Who's been sitting in my car?

I watched a short news clip the other night about a black bear in Colorado who managed to find his way into an automobile parked in the family's driveway, then lock himself inside.  Imagine coming out to leave for the day one morning and finding a little bit of a scary ball of fur in your front seat!  While the homeowners were walking round and round the car trying to figure out how he got inside the car and if there was a way to actually let him out, the bear moved from side to side, almost petitioning to be set free.  His gaze through the now pretty smeared up windows was not one of anger, but of pleading to be free again.  I don't think the bear liked it anymore than the homeowner did that he had ended up stuck in that car overnight!  Newscasters commented on how bears can find themselves in the most unusual predicaments in life - all because curiosity got the best of them.  Honestly, I don't think we humans fair much better on that one!

Any temptation you face will be nothing new. But God is faithful, and He will not let you be tempted beyond what you can handle. But He always provides a way of escape so that you will be able to endure and keep moving forward. 
(I Corinthians 10:13)

As Paul reminds us, any temptation we face, regardless of how intriguing or inviting it is, it isn't something brand spanking new - it has been faced by someone and even more than once by one of us!  Curiosity gets the better of us and we find ourselves totally "encapsulated" in what we thought was just going to be a little "exploration" of that temptation.  In short order, we find ourselves fully engulfed and maybe even with the door shutting behind, making us feel totally trapped.  I can imagine the black bear didn't think about sitting in the comfort of the car all night instead of sleeping up in a tree limb as it usually did.

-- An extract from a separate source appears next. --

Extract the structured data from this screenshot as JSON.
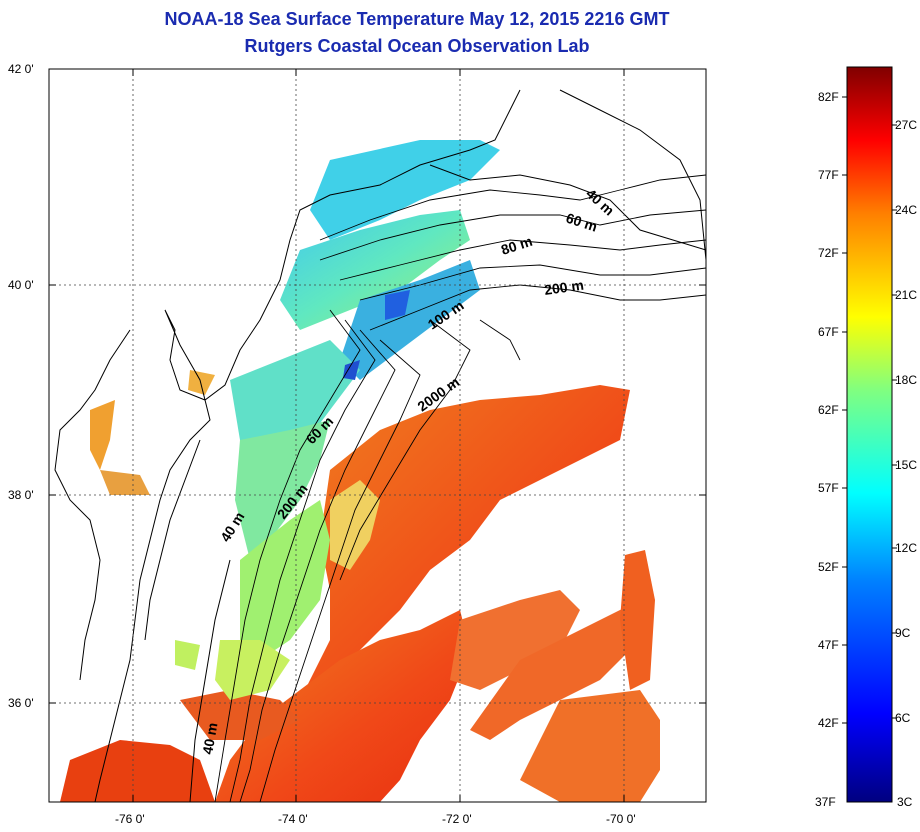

It didn't imagine things would be different as it found a way "inside" what it had been only able to explore from the "outside" on previous occasions.  All temptation has the potential to get us to explore more than what we originally thought we'd be able to explore - we just have to "get into it" and then we risk the "door shutting behind us" as we do!

Imagine being the black bear for a moment.  You observe these humans day after day, getting inside these shiny objects parked right there in front of the house, then observing the movement of these objects somewhere out of view until magically they reappear at a later hour, only to see the humans freely exit those shiny objects and go about their merry way inside the security of their home.  Now, you might begin to think you'd like to try out what is on the inside of that shiny object, and perhaps see if you could be transported somewhere exciting only to return a little later as though nothing out of the ordinary had taken place in your life.  We kind of treat temptation this way at times - as though we can get into it and be transported away by it - then believe we will return totally unscathed after we are through exploring it.  How's that been working for the rest of you?  I know it hasn't worked well in my own experience!

I kind of felt like I imagined the black bear felt when it realized it was not "inside" what it didn't know how to escape because the "way in" didn't seem to have the same "way out".  If that bear got in by a door it was able to open from the outside, it probably could have exited the same way - but the way out didn't work quite the same way as the way in.  The outside door handle was easier to open than the inside one - it didn't look the same, nor did it behave the same. This is often the way it is with whatever tempts us "into" something - the way out doesn't quite look the same as the way in and this can confound us on occasion.  As with the bear, what we do while we feel trapped by our temptation is often telling about how the temptation has affected us.  As the game wardens opened the hatch of that car to allow the bear "safe passage" from what had entrapped him probably much of the night, the homeowners gazed in horror at the destruction "inside".  From the outside, all appears as normal.  When the door was opened, it was a totally different picture!

You see, when we feel "trapped" we often look for a way of escape.  The bear did just that, pawing and clawing at every nook and cranny of the interior, pulling down headliner, tearing through upholstery, ripping up carpet, and turning over contents of stored things.  In spite of all his efforts, he remained trapped.  All the ways of escape he imagined just didn't pan out.  It is like that for us, as well.  We try to find our own way of escape, making a total mess of things, then becoming so totally frustrated with the mess we find ourselves in that we just make more mess.  On the outside, things still look fine.  On the inside, the whole world is topsy-turvy!  Paul reminds us of a couple of important things:  1) temptation has a luring appeal and will be ever present in our lives; 2) there is a way of escape, even though we don't readily see it; and 3) God desires nothing more than to be both the one who delivers us from that temptation, but also diverts our attention away from what seems innocently appealing to us!  Just sayin!